AJİTASYON’NUN KÖKENİ
Ajitasyon ve psikolojik harekât, kitleleri belirli bir amaç doğrultusunda yönlendirmek ve ayaklandırabilmek için kullanılıyor. Bireyleri tek tek propaganda yolu ile ikna etmek yoluyla kurulu düzene, otoriteye karşı ayaklandırmak hem uzun zaman alıyor, hem de çok zor. Bu maksatla ajitasyon denilen özel propaganda türü geliştirmiş. Ajitasyon teorisini, Rus Marksizmi’nin babası sayılan Plehanov ortaya atmış, Lenin de uygulamaya geçirmiş diye biliniyor. Ancak bu teoriyi geliştiren ve uygulayan şahıs olarak Lev Troçki kabul edilmektedir. Ajitasyon bir veya birkaç konunun kitlelere devamlı surette telkin edilmesi sureti ile bunların bilinçaltına yerleştirilmesi olarak tanımlanabilir.

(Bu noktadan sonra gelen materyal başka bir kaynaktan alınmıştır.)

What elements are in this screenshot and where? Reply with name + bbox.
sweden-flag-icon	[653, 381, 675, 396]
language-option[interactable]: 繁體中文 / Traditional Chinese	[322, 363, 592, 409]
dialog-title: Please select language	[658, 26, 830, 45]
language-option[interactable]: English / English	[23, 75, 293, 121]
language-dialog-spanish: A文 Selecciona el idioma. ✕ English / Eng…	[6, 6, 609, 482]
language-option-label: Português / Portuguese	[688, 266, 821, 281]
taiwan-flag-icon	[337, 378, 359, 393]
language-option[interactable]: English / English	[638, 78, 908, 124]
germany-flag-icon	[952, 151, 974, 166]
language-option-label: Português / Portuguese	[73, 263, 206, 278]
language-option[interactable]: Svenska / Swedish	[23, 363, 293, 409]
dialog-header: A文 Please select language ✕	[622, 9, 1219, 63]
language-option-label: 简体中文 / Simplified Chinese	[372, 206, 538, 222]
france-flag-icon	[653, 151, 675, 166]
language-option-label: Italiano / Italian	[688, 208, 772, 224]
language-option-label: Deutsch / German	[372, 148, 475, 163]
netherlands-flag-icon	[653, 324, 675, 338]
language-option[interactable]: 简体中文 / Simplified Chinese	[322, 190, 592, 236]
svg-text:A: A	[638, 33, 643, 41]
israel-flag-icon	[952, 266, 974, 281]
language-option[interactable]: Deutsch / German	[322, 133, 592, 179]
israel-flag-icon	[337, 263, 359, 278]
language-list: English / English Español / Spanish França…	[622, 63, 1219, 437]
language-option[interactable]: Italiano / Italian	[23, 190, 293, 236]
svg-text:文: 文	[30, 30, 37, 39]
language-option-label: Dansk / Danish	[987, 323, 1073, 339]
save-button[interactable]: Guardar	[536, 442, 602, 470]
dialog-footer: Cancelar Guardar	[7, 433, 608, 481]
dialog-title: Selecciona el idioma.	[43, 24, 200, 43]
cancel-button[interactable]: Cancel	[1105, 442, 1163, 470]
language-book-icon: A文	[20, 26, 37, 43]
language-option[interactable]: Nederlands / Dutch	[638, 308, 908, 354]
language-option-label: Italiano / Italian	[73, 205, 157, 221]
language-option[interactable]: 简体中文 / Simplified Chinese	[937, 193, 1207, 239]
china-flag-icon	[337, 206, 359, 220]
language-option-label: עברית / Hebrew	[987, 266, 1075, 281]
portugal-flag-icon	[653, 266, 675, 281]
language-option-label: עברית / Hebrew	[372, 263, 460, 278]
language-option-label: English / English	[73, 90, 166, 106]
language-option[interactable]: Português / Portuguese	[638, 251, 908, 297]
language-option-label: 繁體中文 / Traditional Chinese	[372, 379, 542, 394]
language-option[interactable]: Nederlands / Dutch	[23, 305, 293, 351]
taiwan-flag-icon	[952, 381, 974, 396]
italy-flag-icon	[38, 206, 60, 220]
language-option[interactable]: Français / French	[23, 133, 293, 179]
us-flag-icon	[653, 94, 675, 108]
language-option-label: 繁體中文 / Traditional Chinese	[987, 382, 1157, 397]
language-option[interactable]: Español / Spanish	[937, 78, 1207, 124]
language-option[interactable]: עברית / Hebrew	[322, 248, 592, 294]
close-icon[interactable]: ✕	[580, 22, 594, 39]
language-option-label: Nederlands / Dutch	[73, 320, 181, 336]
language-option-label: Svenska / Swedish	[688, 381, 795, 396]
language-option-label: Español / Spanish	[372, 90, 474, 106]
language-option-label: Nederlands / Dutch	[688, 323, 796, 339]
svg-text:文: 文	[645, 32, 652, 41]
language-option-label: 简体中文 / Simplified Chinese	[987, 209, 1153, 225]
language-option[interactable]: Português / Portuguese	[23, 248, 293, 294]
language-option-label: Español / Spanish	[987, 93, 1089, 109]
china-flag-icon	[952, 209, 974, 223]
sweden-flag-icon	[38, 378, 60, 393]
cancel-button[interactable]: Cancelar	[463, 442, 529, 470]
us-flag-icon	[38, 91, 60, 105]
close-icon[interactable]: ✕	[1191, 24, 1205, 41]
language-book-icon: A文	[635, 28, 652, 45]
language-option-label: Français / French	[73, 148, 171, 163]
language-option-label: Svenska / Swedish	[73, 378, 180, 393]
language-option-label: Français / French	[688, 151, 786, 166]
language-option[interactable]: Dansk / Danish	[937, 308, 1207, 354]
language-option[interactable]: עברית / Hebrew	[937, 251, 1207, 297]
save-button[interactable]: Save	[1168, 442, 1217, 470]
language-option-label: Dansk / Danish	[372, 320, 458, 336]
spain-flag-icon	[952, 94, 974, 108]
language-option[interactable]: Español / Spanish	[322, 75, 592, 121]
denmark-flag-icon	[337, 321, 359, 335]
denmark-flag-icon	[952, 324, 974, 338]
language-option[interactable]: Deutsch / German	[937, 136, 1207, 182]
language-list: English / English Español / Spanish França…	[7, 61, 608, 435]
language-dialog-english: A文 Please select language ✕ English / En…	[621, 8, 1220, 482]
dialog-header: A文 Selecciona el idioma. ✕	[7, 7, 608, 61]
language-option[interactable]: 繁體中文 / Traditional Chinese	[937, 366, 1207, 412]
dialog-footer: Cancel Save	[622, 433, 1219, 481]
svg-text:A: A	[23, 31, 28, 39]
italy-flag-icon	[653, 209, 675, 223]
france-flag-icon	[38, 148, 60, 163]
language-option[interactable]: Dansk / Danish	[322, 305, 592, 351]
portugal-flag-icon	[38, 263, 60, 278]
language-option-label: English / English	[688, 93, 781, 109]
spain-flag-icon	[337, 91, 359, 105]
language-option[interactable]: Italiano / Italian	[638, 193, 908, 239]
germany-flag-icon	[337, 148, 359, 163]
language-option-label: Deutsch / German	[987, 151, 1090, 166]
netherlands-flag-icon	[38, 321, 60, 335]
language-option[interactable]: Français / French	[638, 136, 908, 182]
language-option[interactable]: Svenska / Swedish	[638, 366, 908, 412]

Ajitasyonla zihnine karanlık fikirler çakılan insan, halinden, geleceğinden (birey ve toplum olarak) ümidini kesecek, ister istemez karamsarlığa düşecektir. Ve nihayet bu insan veya toplum kurtuluş için bir ümit arayacaktır. İşte bu safhada propaganda, ajitasyonun hazırladığı zemine, “tek çare” ve “tek çıkar yol” olarak girecek, o insana veya topluma tek kurtuluş yolu olarak, amacına uygun bir eylemi, bir davranışı benimsetmeye çalışacaktır. Kısaca ifade etmek gerekirse, ajitasyon tarlayı sürerek, ekime hazır hale getirecek, propaganda ise tohumu serpecektir.